The data for the study came from the National Violent Death Reporting System, a state-based system that covers all types of violent deaths, including homicides and suicides. It is managed by the Centers for Disease Control and Prevention. Choi and DiNitto used data of suicide victims from 2005 to 2014 for their study.

“Higher rates (of suicide) may also be due to serious physical illnesses, lack of appropriate palliative care, concerns about being a caregiver, financial burdens on the family or isolation and lack of social contacts,” Choi said.

According to Choi and DiNitto, their research indicates a need for more affordable and accessible long-term and palliative care, or care for serious or life-limiting illnesses, for older adults who suffer from serious health problems or pain. They added that more mental health services for depression are also needed.

After analyzing coroner and medical reports, the researchers said that suicide notes mentioned unremitting pain from severe conditions such as cancer and musculoskeletal disease as the most common reason, as well as loss of independence or the loss of loved ones.

They also noted that longer life expectancies didn’t translate to healthier lives. An increasing number of people 85 years old and older face chronic and painful conditions, such as Alzheimer’s disease, that often are associated with debilitating mental health issues.

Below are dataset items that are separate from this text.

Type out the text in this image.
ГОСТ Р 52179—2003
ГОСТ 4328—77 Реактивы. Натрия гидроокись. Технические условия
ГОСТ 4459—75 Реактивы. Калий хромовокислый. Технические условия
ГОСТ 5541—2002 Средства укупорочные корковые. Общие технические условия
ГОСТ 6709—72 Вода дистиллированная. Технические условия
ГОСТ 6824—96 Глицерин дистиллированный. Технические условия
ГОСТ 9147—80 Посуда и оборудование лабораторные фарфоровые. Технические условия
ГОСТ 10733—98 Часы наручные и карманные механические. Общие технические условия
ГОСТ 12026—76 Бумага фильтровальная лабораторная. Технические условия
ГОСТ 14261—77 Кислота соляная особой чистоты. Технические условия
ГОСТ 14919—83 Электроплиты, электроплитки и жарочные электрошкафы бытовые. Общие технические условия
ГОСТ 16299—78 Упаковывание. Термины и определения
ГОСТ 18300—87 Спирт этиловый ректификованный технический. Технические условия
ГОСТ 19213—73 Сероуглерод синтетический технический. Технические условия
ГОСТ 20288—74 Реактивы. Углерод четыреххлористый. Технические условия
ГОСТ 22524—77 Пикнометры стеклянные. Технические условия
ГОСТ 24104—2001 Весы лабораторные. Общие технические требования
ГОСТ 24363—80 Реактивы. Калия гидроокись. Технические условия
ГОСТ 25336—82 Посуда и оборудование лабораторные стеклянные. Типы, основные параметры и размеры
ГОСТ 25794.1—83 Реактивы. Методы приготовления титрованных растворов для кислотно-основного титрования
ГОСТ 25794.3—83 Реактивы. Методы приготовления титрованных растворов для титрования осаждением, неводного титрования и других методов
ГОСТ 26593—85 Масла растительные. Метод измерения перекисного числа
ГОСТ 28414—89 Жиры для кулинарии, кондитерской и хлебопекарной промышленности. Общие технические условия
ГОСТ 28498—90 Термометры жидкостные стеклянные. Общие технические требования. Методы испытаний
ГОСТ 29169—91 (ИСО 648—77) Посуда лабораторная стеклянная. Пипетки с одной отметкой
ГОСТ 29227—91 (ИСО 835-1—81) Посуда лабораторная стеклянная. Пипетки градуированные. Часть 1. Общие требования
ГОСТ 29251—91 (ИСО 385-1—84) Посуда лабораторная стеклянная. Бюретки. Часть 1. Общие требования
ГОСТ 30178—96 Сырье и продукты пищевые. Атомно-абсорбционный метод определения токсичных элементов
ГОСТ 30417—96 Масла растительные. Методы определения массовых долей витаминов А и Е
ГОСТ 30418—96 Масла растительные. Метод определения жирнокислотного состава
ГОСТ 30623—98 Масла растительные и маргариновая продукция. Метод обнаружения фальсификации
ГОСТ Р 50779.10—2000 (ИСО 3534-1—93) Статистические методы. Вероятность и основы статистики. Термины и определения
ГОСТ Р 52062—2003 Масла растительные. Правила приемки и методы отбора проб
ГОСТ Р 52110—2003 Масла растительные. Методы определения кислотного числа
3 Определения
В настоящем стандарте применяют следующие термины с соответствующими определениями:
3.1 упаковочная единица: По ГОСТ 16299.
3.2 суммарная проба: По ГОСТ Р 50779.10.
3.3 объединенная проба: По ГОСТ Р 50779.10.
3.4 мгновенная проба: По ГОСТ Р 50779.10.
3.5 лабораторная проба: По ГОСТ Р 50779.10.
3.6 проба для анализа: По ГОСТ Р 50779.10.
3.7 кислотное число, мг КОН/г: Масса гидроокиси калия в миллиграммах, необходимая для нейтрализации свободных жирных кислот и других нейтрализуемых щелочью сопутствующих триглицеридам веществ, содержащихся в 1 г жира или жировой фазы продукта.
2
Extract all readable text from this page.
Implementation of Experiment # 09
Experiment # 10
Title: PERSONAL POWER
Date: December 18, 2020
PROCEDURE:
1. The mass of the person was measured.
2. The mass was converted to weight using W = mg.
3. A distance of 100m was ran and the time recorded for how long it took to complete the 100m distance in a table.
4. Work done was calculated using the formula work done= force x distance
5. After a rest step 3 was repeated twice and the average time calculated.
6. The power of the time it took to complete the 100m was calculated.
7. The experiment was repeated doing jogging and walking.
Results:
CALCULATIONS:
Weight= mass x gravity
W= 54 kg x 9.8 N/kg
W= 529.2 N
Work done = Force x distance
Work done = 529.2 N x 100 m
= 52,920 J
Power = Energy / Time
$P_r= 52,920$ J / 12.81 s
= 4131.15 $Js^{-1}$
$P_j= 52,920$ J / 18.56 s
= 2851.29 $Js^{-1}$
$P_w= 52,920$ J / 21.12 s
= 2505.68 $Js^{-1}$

Because such chronic illnesses and untreated depression are risk factors for suicide, they can influence a person’s decision to commit suicide.

“Depression also reduces motivation for self-care among older adults with chronic health problems,” Choi said.

The researchers said they also aim to promote disclosure and educational services for people who provide formal and informal care. Additionally, they said people should learn how to provide support, restrict access to guns and alcohol and take expression of suicidal thoughts more seriously.

“We are continuing to research the topic to find clues about how to respond to the underlying causes of suicide,” DiNitto said. “Making life more comfortable for older, seriously ill adults may prevent them from becoming hopeless and taking suicidal actions.”